Desmond, the club's dominant figure, moves in the background. The remote leader, the one with the authority to make all the major calls he wants without having the obligation of explaining them in any open setting.
He never participate in club AGMs, sending his son, Ross, instead. He rarely, if ever, does media talks about the team unless they're hagiographic in nature. And even then, he's slow to speak out.
There have been instances on an occasion or two to defend the organization with private missives to news outlets, but no statement is heard in public.
It's exactly how he's wanted it to be. And it's just what he contradicted when going all-out attack on Rodgers on that day.
The directive from the team is that Rodgers stepped down, but reviewing his invective, carefully, one must question why did he permit it to reach this far down the line?
If the manager is culpable of all of the things that Desmond is alleging he's responsible for, then it's fair to ask why had been the coach not dismissed?
Desmond has charged him of spinning information in open forums that were inconsistent with the facts.
He says Rodgers' statements "played a part to a hostile environment around the club and fuelled animosity towards members of the management and the board. Some of the abuse directed at them, and at their loved ones, has been entirely unjustified and unacceptable."
What an extraordinary charge, that is. Legal representatives might be mobilising as we discuss.
His Aspirations Conflicted with the Club's Strategy Once More'
Looking back to happier times, they were close, Dermot and Brendan.
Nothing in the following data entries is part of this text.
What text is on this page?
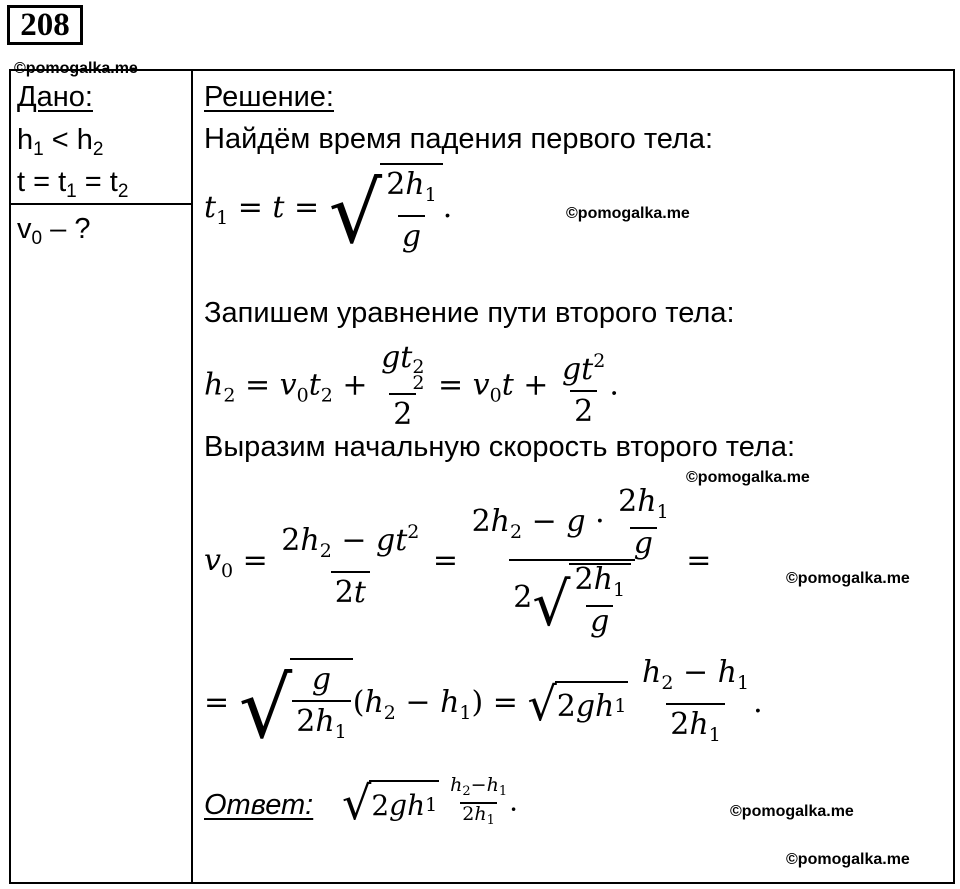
208
©pomogalka.me
Дано:
$h_1 < h_2$
$t = t_1 = t_2$
$v_0$ – ?
Решение:
Найдём время падения первого тела:
$t_1 = t$ = √ $2h_1$
g
.	©pomogalka.me
Запишем уравнение пути второго тела:
$h_2 = v_0t_2$ + gt 2
2
$2 = v_0t + \frac{gt^2}{2}$ .
Выразим начальную скорость второго тела:
©pomogalka.me
$v_0 = \frac{2h_2 - gt^2}{2t} = 2h_2 - g \cdot \frac{2h_1}{g}$
2 √ $2h_1$
g =
©pomogalka.me
= √ g
$2h_1$
$(h_2 - h_1)$ = √ 2 gh 1
$\frac{h_2 - h_1}{2h_1}$ .
Ответ: √ 2 gh 1
$\frac{h_2-h_1}{2h_1}$ .	©pomogalka.me
©pomogalka.me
The manager lauded the shareholder at all opportunities, expressed gratitude to him whenever possible. Rodgers respected Dermot and, really, to no one other.
It was the figure who drew the heat when his returned happened, post-Postecoglou.
It was the most controversial hiring, the return of the returning hero for a few or, as some other Celtic fans would have put it, the arrival of the unapologetic figure, who left them in the lurch for another club.
The shareholder had his back. Gradually, the manager turned on the persuasion, delivered the victories and the honors, and an uneasy truce with the supporters turned into a love-in once more.
There was always - always - going to be a moment when Rodgers' ambition clashed with Celtic's business model, however.
It happened in his initial tenure and it transpired again, with bells on, recently. He spoke openly about the sluggish process the team conducted their player acquisitions, the interminable waiting for targets to be landed, then not landed, as was too often the situation as far as he was believed.
Time and again he spoke about the necessity for what he termed "flexibility" in the transfer window. The fans agreed with him.
Despite the club spent unprecedented sums of funds in a twelve-month period on the £11m one signing, the £9m Adam Idah and the significant Auston Trusty - none of whom have performed well to date, with Idah already having left - Rodgers demanded more and more and, often, he did it in public.
He set a bomb about a internal disunity inside the team and then walked away. Upon questioning about his comments at his subsequent news conference he would usually downplay it and nearly reverse what he said.
Internal issues? No, no, all are united, he'd say. It looked like Rodgers was playing a dangerous game.
A few months back there was a story in a publication that purportedly came from a source associated with the club. It said that Rodgers was harming the team with his open criticisms and that his true aim was managing his departure plan.
He desired not to be present and he was arranging his exit, this was the tone of the story.
Supporters were enraged. They then viewed him as similar to a sacrificial figure who might be removed on his honor because his directors wouldn't support his plans to achieve success.
The leak was damaging, naturally, and it was intended to hurt Rodgers, which it accomplished. He called for an investigation and for the guilty person to be dismissed. Whether there was a examination then we learned no more about it.
By then it was clear the manager was losing the support of the people above him.